Activation of the respiratory burst and tyrosine phosphorylation of proteins in human neutrophils: no direct relationship and involvement of protein kinase C-dependent and -independent signaling pathways.

Human neutrophils maximally stimulated with the optimal concentration (100 ng/ml) of phorbol myristate acetate (PMA), a direct activator of protein kinase C (PKC), for 5 min at 37 degrees C did not respond with superoxide (O2-) release to the later addition of PMA itself or the Ca2+ ionophore ionomycin. However, these cells did respond with enhanced release of O2- to the later addition of N-formyl-methionyl-leucyl-phenylalanine (FMLP) or concanavalin A (Con A). In these PMA-pretreated cells, an increase in cytoplasmic free Ca2+ ([Ca2+]i) induced by ionomycin was unaffected, whereas that induced by FMLP was inhibited by 50-60% and that induced by Con A was completely abolished. A 42-kDa protein was predominantly and consistently tyrosine-phosphorylated by FMLP, PMA and ionomycin with the different kinetics according to the stimuli. The dose-response curves showed that tyrosine phosphorylation and O2- release were stimulated in parallel by PMA, whereas tyrosine phosphorylation and an increase in [Ca2+]i, but not O2- release, were stimulated in parallel by FMLP or ionomycin. The potency of inducing tyrosine phosphorylation was ionomycin > FMLP = PMA, whereas the potency of triggering of O2- release was PMA > ionomycin = FMLP. UCN-01, a PKC inhibitor, inhibited O2- release and tyrosine phosphorylation induced by PMA, but not by FMLP or ionomycin.

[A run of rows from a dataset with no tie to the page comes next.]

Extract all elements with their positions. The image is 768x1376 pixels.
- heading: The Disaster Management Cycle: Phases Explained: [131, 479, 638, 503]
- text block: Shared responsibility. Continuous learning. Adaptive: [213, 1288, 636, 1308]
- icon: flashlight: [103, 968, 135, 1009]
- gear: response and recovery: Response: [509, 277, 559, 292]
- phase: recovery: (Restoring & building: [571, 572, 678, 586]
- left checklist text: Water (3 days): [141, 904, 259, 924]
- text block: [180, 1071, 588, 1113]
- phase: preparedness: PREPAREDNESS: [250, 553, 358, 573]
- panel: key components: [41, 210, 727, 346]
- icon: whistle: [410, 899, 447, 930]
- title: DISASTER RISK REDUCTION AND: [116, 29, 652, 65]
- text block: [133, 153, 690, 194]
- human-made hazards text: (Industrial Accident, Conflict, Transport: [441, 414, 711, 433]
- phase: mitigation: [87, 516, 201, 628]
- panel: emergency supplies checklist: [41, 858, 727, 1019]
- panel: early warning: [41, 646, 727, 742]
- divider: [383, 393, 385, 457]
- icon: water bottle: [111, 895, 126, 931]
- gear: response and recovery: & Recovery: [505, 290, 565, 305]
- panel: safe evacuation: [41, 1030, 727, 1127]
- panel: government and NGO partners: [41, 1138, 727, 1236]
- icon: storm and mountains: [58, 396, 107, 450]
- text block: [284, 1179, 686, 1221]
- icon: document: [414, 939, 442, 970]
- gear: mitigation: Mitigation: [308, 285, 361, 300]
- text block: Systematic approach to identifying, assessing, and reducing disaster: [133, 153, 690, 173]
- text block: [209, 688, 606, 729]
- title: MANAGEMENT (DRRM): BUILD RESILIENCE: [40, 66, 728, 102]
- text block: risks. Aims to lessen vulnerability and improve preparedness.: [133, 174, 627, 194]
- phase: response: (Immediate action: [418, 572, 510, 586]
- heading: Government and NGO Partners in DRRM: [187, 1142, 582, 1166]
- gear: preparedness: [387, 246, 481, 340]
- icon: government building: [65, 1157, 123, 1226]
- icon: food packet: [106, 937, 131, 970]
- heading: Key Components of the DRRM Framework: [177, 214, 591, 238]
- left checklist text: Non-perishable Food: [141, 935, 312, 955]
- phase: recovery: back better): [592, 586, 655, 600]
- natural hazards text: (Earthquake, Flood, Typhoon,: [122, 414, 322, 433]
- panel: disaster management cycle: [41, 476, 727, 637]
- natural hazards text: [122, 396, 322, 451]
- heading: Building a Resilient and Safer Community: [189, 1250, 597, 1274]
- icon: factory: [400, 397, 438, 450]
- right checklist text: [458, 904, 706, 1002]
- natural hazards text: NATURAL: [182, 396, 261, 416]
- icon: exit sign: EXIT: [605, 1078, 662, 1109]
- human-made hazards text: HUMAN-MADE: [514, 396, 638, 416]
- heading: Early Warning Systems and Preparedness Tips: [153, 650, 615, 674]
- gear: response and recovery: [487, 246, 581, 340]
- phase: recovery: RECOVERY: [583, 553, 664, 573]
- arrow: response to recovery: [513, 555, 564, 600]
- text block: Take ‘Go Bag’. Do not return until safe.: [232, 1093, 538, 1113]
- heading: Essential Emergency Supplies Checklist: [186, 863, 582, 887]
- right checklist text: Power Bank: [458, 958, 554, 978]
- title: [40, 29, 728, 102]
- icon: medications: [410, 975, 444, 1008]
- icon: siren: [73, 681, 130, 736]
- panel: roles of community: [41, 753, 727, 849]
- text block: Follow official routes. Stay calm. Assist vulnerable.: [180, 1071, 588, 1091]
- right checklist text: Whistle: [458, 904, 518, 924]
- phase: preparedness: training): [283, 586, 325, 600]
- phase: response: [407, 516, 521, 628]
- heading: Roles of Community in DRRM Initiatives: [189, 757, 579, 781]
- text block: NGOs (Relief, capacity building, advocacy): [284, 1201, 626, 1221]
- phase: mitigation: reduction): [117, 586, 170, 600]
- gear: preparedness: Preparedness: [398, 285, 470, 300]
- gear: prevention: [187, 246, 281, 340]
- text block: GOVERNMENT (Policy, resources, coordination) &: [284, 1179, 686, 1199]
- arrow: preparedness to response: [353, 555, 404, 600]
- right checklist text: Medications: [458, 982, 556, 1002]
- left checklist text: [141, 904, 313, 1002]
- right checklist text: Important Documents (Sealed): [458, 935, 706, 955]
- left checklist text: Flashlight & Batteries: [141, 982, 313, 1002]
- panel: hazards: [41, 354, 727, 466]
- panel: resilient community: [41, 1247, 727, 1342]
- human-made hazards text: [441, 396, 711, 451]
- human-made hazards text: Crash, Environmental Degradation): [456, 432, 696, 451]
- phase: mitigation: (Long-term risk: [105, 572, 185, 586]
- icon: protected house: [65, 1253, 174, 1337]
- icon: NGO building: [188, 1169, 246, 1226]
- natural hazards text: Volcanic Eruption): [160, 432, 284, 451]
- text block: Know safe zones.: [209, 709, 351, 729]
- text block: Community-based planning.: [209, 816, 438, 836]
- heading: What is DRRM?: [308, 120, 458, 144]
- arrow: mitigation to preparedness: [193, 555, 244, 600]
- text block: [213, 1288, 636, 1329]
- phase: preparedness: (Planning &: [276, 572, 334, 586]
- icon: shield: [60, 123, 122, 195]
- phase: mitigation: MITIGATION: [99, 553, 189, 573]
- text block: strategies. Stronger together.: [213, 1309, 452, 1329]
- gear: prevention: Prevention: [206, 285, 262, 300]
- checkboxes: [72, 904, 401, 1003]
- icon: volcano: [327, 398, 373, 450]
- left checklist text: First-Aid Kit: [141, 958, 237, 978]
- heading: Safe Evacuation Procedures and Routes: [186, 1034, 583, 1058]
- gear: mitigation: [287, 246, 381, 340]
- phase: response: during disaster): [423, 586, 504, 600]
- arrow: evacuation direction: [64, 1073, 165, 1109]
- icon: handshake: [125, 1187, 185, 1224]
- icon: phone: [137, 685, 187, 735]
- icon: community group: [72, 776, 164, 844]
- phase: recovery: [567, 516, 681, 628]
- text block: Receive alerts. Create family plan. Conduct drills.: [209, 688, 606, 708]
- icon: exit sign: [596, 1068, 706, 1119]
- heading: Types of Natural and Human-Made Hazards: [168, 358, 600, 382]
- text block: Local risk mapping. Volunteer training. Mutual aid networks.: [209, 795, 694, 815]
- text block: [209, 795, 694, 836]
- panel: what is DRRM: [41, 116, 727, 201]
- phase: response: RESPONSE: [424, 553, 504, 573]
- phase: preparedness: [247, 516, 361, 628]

In contrast, pertussis toxin inhibited O2- release and tyrosine phosphorylation induced by FMLP, but not by PMA. Tyrosine kinase inhibitors (erbstatin and genistein) inhibited O2- release induced by FMLP, but not by PMA. However, both tyrosine kinase inhibitors did not impair FMLP- or PMA-induced tyrosine phosphorylation of a 42-kDa protein. Increased tyrosine phosphorylation of a 42-kDa protein was also detected in immature myeloid cells (HL-60 cells) stimulated by PMA, but not by ionomycin. These findings suggest that FMLP and Con A trigger the respiratory burst in human neutrophils by activating the definite pathway which include other signals than activation of PKC and an increase in [Ca2+]i; tyrosine phosphorylation of a 42-kDa protein is induced by the PKC-dependent and independent mechanisms according to the stimuli, and the PKC-independent and ionomycin-sensitive mechanism is inoperative in HL-60 cells; and tyrosine phosphorylation of a 42-kDa protein is unlikely to be causally related to activation of the respiratory burst.